Quecal napisał(a):Solaris gdzieś widziałem w necie ale był dla mnie nieco zbyt odległy dla nocnych powrotów z miasta pieszo (tak jak by na odludziu) ale może się myliłem
agata26061 napisał(a):Ciekawa sytuacja w ogóle z tym boiskiem. Byliśmy w pełni przekonani, że można tam wejść za free, jednak furtka była zamknięta i godzina przyjemności na boisku kosztowała 120 kun. Ale wszyscy oczywiście wchodzili gdzieś przez jakąś dziurę pod siatką (głównie miejscowi), ale nasi faceci też tamtędy wchodzili, bo nikt i tak tego nie pilnował.
(...)
to Dawid z Michałem tam sobie lubili pokopać piłkę
kasku1605 napisał(a):ja w moim pamiętniku z wakacji mam datę 11.09.2013. Dobrze ze mecz zakończył się remisem
Magdaz911 napisał(a):Też mi się wydaję, że mecz był wtedy co Brodarica.
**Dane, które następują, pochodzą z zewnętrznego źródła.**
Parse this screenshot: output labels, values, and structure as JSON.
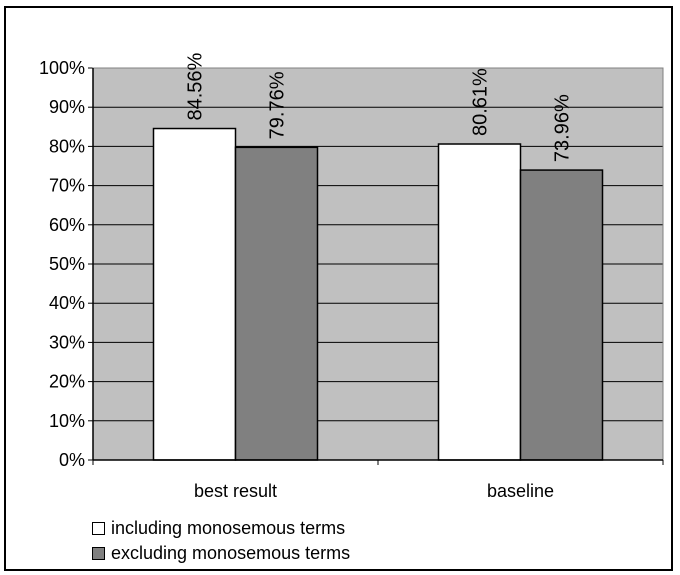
{
  "chart_data": {
    "type": "bar",
    "categories": [
      "best result",
      "baseline"
    ],
    "series": [
      {
        "name": "including monosemous terms",
        "values": [
          84.56,
          80.61
        ],
        "labels": [
          "84.56%",
          "80.61%"
        ],
        "color": "#ffffff"
      },
      {
        "name": "excluding monosemous terms",
        "values": [
          79.76,
          73.96
        ],
        "labels": [
          "79.76%",
          "73.96%"
        ],
        "color": "#808080"
      }
    ],
    "ylim": [
      0,
      100
    ],
    "yticks": [
      "0%",
      "10%",
      "20%",
      "30%",
      "40%",
      "50%",
      "60%",
      "70%",
      "80%",
      "90%",
      "100%"
    ],
    "grid": true,
    "legend_position": "bottom-left",
    "plot_background": "#c0c0c0"
  }
}
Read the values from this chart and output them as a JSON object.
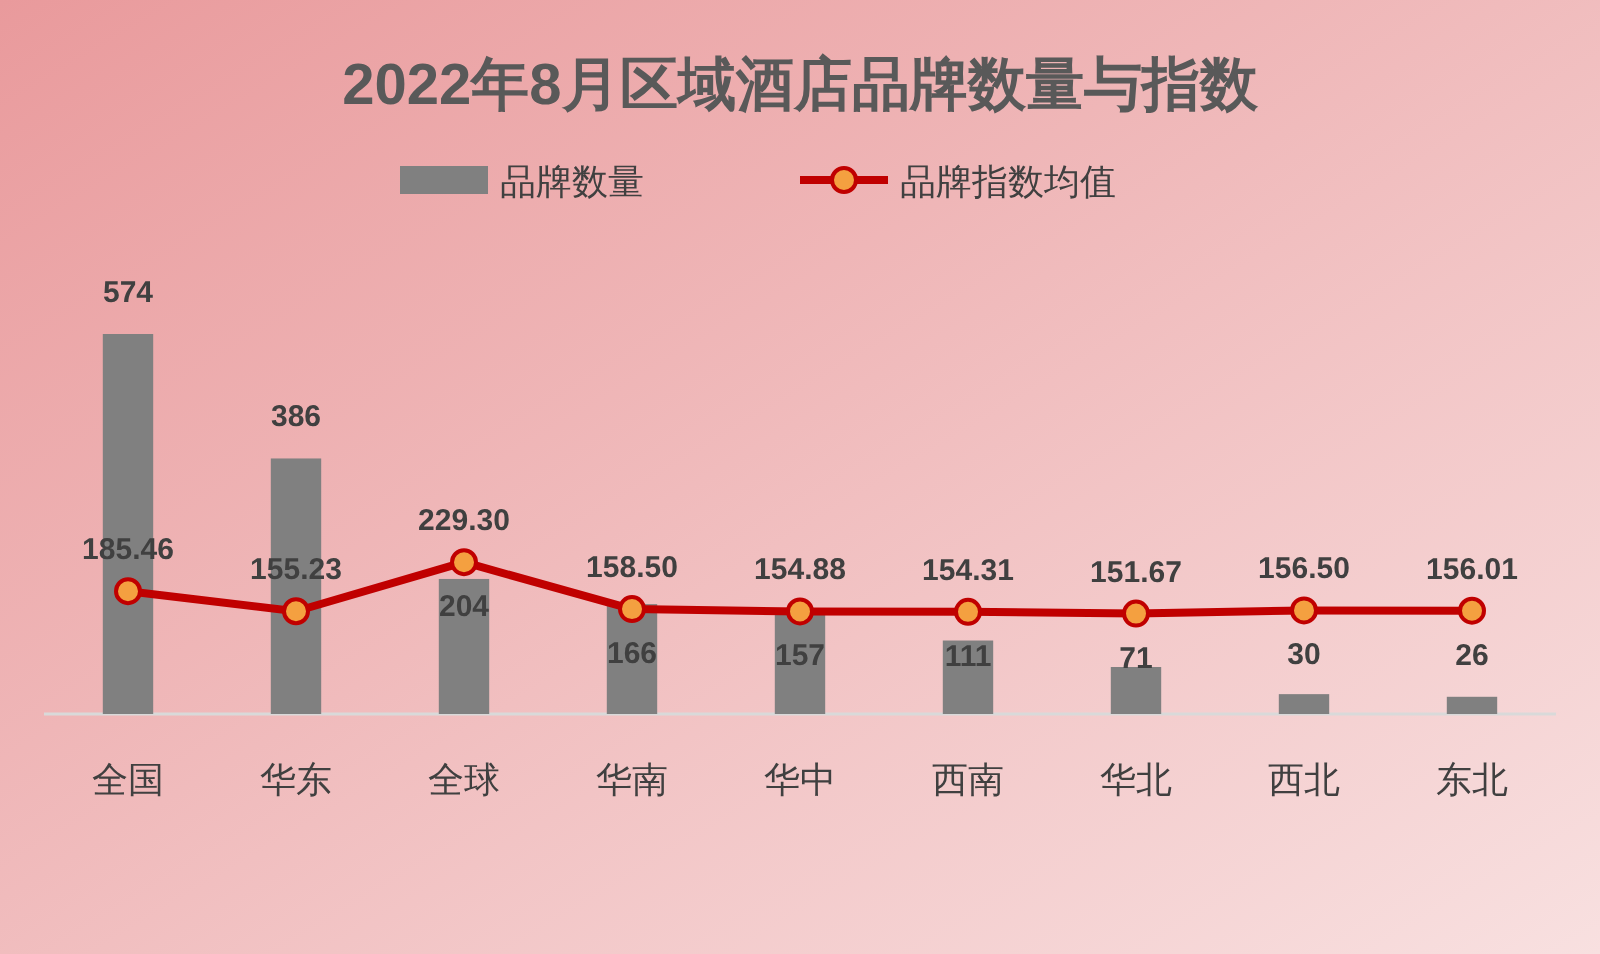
{
  "chart_data": {
    "type": "bar",
    "title": "2022年8月区域酒店品牌数量与指数",
    "categories": [
      "全国",
      "华东",
      "全球",
      "华南",
      "华中",
      "西南",
      "华北",
      "西北",
      "东北"
    ],
    "series": [
      {
        "name": "品牌数量",
        "color": "#808080",
        "values": [
          574,
          386,
          204,
          166,
          157,
          111,
          71,
          30,
          26
        ],
        "value_labels": [
          "574",
          "386",
          "204",
          "166",
          "157",
          "111",
          "71",
          "30",
          "26"
        ]
      },
      {
        "name": "品牌指数均值",
        "type": "line",
        "color": "#c00000",
        "values": [
          185.46,
          155.23,
          229.3,
          158.5,
          154.88,
          154.31,
          151.67,
          156.5,
          156.01
        ],
        "value_labels": [
          "185.46",
          "155.23",
          "229.30",
          "158.50",
          "154.88",
          "154.31",
          "151.67",
          "156.50",
          "156.01"
        ]
      }
    ],
    "legend": "top",
    "marker": "circle",
    "tick_labels": "x"
  }
}
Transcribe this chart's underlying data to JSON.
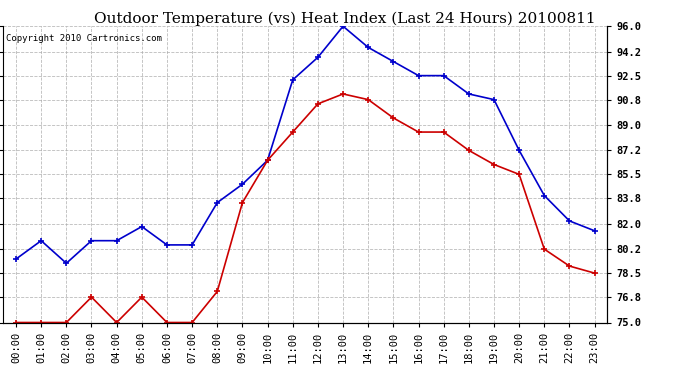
{
  "title": "Outdoor Temperature (vs) Heat Index (Last 24 Hours) 20100811",
  "copyright": "Copyright 2010 Cartronics.com",
  "x_labels": [
    "00:00",
    "01:00",
    "02:00",
    "03:00",
    "04:00",
    "05:00",
    "06:00",
    "07:00",
    "08:00",
    "09:00",
    "10:00",
    "11:00",
    "12:00",
    "13:00",
    "14:00",
    "15:00",
    "16:00",
    "17:00",
    "18:00",
    "19:00",
    "20:00",
    "21:00",
    "22:00",
    "23:00"
  ],
  "blue_temp": [
    79.5,
    80.8,
    79.2,
    80.8,
    80.8,
    81.8,
    80.5,
    80.5,
    83.5,
    84.8,
    86.5,
    92.2,
    93.8,
    96.0,
    94.5,
    93.5,
    92.5,
    92.5,
    91.2,
    90.8,
    87.2,
    84.0,
    82.2,
    81.5
  ],
  "red_heat": [
    75.0,
    75.0,
    75.0,
    76.8,
    75.0,
    76.8,
    75.0,
    75.0,
    77.2,
    83.5,
    86.5,
    88.5,
    90.5,
    91.2,
    90.8,
    89.5,
    88.5,
    88.5,
    87.2,
    86.2,
    85.5,
    80.2,
    79.0,
    78.5
  ],
  "blue_color": "#0000CC",
  "red_color": "#CC0000",
  "bg_color": "#FFFFFF",
  "plot_bg_color": "#FFFFFF",
  "grid_color": "#AAAAAA",
  "ylim": [
    75.0,
    96.0
  ],
  "yticks": [
    75.0,
    76.8,
    78.5,
    80.2,
    82.0,
    83.8,
    85.5,
    87.2,
    89.0,
    90.8,
    92.5,
    94.2,
    96.0
  ],
  "title_fontsize": 11,
  "copyright_fontsize": 6.5,
  "tick_fontsize": 7.5,
  "marker": "+",
  "markersize": 5,
  "linewidth": 1.2
}
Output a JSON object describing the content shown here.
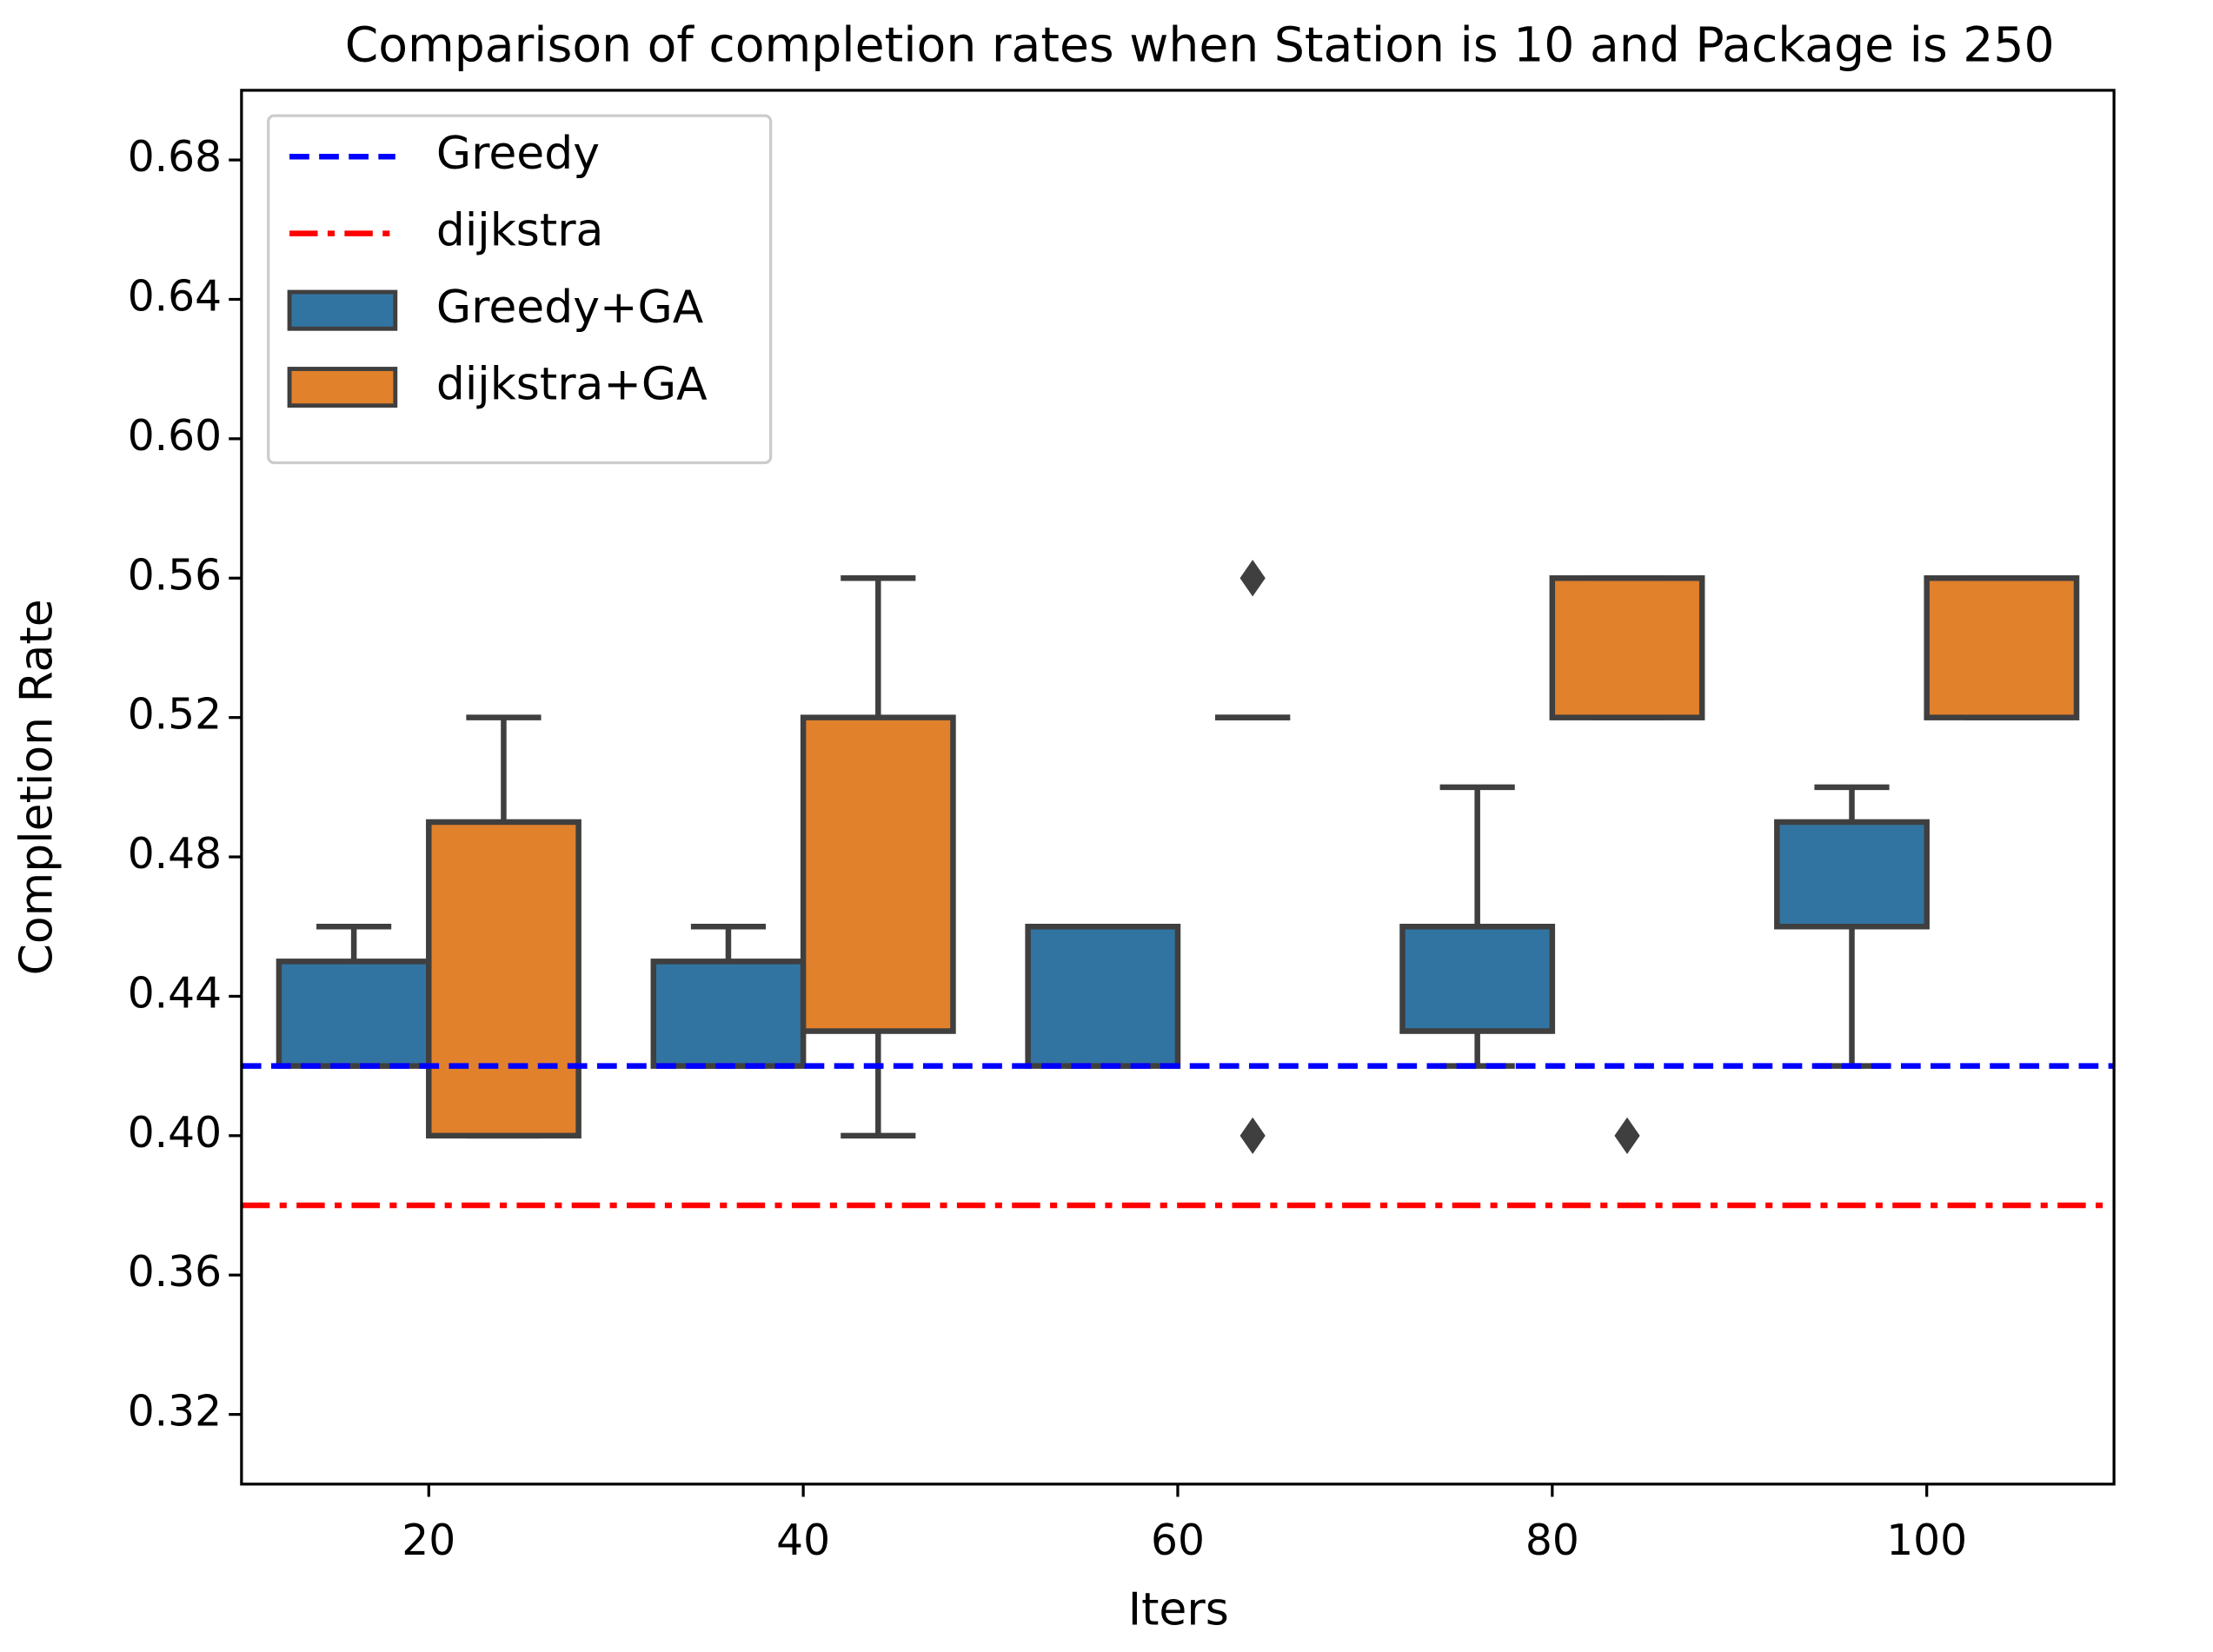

Szkoda, że nikt nas nie uwiecznił na zdjęciu podczas naszych zmagań. Trochę śmiesznie wyglądaliśmy, pusty camp, leje, grzmi a my w najlepsze sobie gramy w siatkę.
Tomeksc napisał(a):no relacja przepiękna aż coś mnie trafia że dop listopad pozdro ale widzę że część ekipy z SO ....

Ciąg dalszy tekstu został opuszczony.